Als Oscar-würdig beeindruckend würde ich seine Darbietung hier allerdings auch nicht bezeichnen. Es ist eine typische “Alter Mann spielt einen alten Mann”-Rolle in einem typischen “Alter Mann wird wohl bald sterben, bereut kurz vor Schluss noch sein biederes Beamtenleben”-Film. Eine ereignisarme Mitleidsgeschichte angesiedelt in den 50er-Jahren, optisch hochwertig und dennoch langweilig monoton gefilmt. So vorhersehbar wie geradlinig abgehandelt. Als hätte der Beamte selbst hier die ganz und gar vorschriftsgemäße Inszenierung übernommen.
Dass dies so gar nicht hätte sein müssen, zeigt die frühere Umsetzung derselben zugrundeliegenden Kurzgeschichte, 1952 adaptiert von Akira Kurosawa.
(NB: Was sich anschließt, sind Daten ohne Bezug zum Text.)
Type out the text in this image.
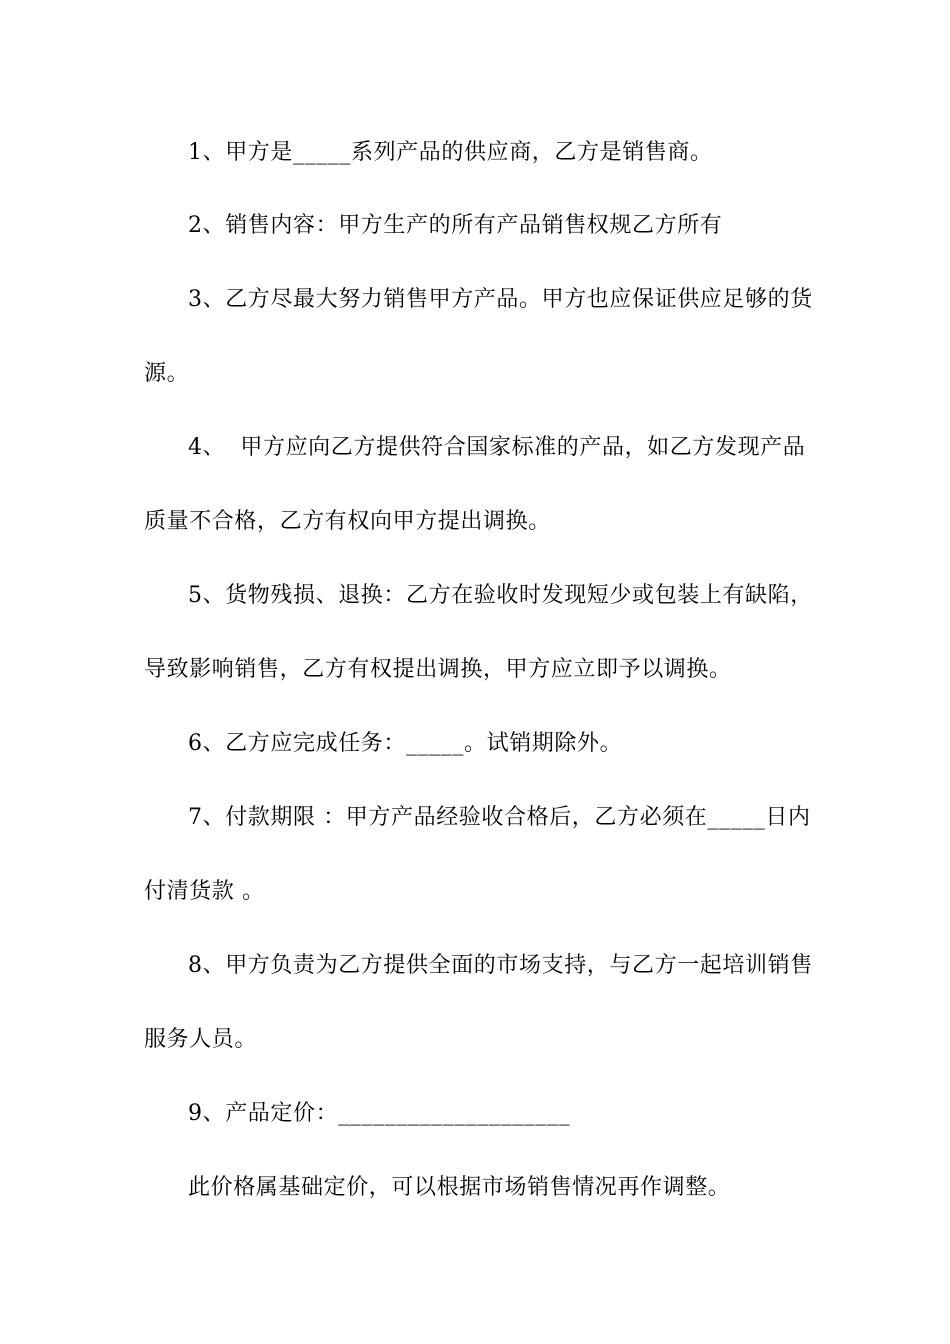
1、甲方是_____系列产品的供应商，乙方是销售商。
2、销售内容：甲方生产的所有产品销售权规乙方所有
3、乙方尽最大努力销售甲方产品。甲方也应保证供应足够的货
源。
4、  甲方应向乙方提供符合国家标准的产品，如乙方发现产品
质量不合格，乙方有权向甲方提出调换。
5、货物残损、退换：乙方在验收时发现短少或包装上有缺陷，
导致影响销售，乙方有权提出调换，甲方应立即予以调换。
6、乙方应完成任务：_____。试销期除外。
7、付款期限 ：甲方产品经验收合格后，乙方必须在_____日内
付清货款 。
8、甲方负责为乙方提供全面的市场支持，与乙方一起培训销售
服务人员。
9、产品定价：____________________
此价格属基础定价，可以根据市场销售情况再作调整。
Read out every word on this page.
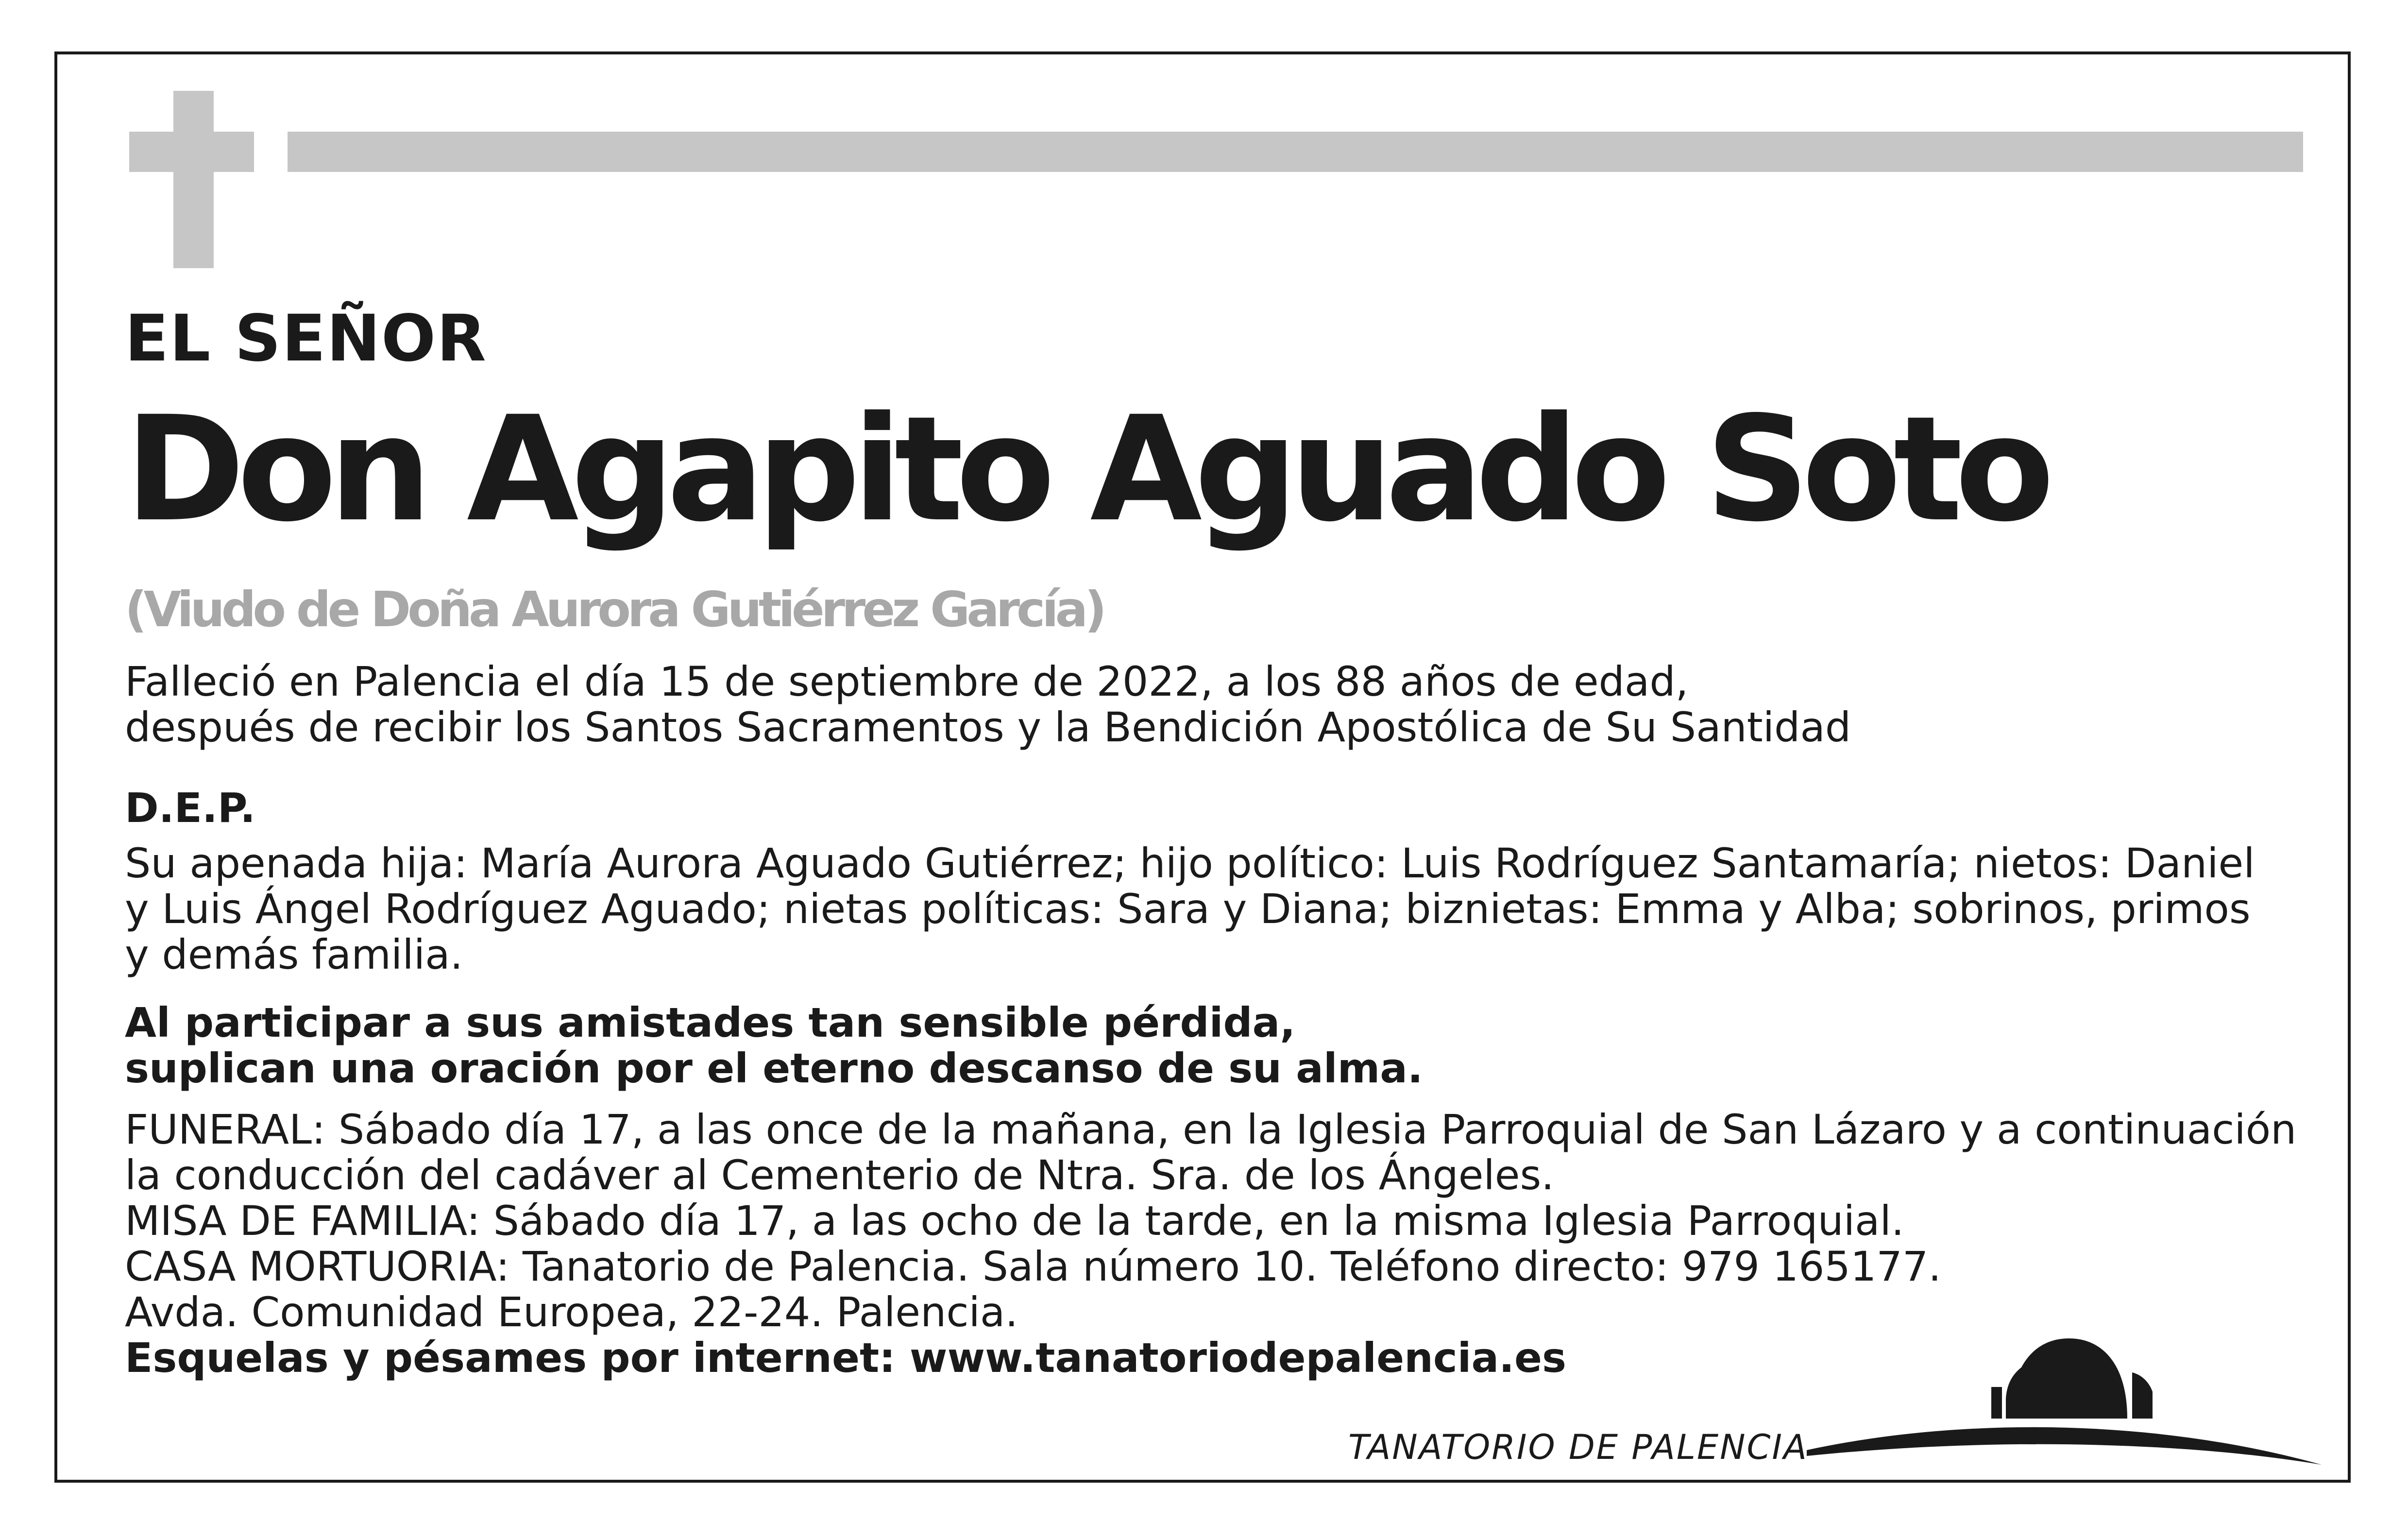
EL SEÑOR
Don Agapito Aguado Soto
(Viudo de Doña Aurora Gutiérrez García)
Falleció en Palencia el día 15 de septiembre de 2022, a los 88 años de edad,
después de recibir los Santos Sacramentos y la Bendición Apostólica de Su Santidad
D.E.P.
Su apenada hija: María Aurora Aguado Gutiérrez; hijo político: Luis Rodríguez Santamaría; nietos: Daniel
y Luis Ángel Rodríguez Aguado; nietas políticas: Sara y Diana; biznietas: Emma y Alba; sobrinos, primos
y demás familia.
Al participar a sus amistades tan sensible pérdida,
suplican una oración por el eterno descanso de su alma.
FUNERAL: Sábado día 17, a las once de la mañana, en la Iglesia Parroquial de San Lázaro y a continuación
la conducción del cadáver al Cementerio de Ntra. Sra. de los Ángeles.
MISA DE FAMILIA: Sábado día 17, a las ocho de la tarde, en la misma Iglesia Parroquial.
CASA MORTUORIA: Tanatorio de Palencia. Sala número 10. Teléfono directo: 979 165177.
Avda. Comunidad Europea, 22-24. Palencia.
Esquelas y pésames por internet: www.tanatoriodepalencia.es
TANATORIO DE PALENCIA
Es mag aus heutiger Sicht vielleicht noch stärker so wirken, alleine schon weil Ikiru in Schwarz-Weiß gedreht wurde, doch hat der japanische Großmeister den Stoff mit einer künstlerischen Eindrücklichkeit auf die Leinwand gebracht, gegen die Living wie ein etwas teurerer BBC-Fernsehfilm rüber kommt. Immerhin digital auf Arri Alexa gedreht, farblich gelungen auf klassischen Analogfilm-Look hin bearbeitet.
Zwar ist auch Ikiru filmisch weitestgehend unverschnörkelt und folgt im Kern dem gleichen Plot, jedoch liegt die hohe Kunst hier in effektiver Präzision, die mehr will als nur Stilleben. Wo in den passenden Momenten auch mal klar motivierte Kamerabewegungen oder eine kleine Montagesequenz eingesetzt werden. Kurosawa transportiert vieles in Kamera und Schnitt seines Films, was Living ganz auf die Schultern seiner Protagonisten und ihrer Dialoge abwälzt. Framing und Kulisse sind hier nur dazu da, den Schauspielern einen optisch würdigen Rahmen zu bieten.
Zweifellos, wer einen tollen Bill Nighy sehen und traurig berührt werden möchte, sollte nicht zweimal überlegen und Living im Kino schauen. Wohlwissend, dass sich diese Neufassung von The Death of Ivan Ilyich eben ganz reduziert auf die Hauptfigur und ihr trauriges Schicksal fokussiert, dabei jeden Raum für kurze poetische Momente durch verbale, allzu rational herunter gebrochene Literalität ersetzt.
So kann sich diese neue Version von Regisseur Oliver Hermanus für mich nicht aus der reinen Trauer-Mitgefühls-Ecke heraus bewegen. Wohingegen Kurosawas Klassiker auf viel inspirierendere Weise das späte Wirken seines Protagonisten als versöhnliches Ende und kleinen Sieg über die festgefahrene Monotonie seines vorangegangenen Lebens zelebriert. Mit viel Gefühl, ohne dies aufdringlich plakativ breitzutreten. Dagegen sieht Living von 2023, wie schon eingangs angemerkt, tatsächlich eher alt aus.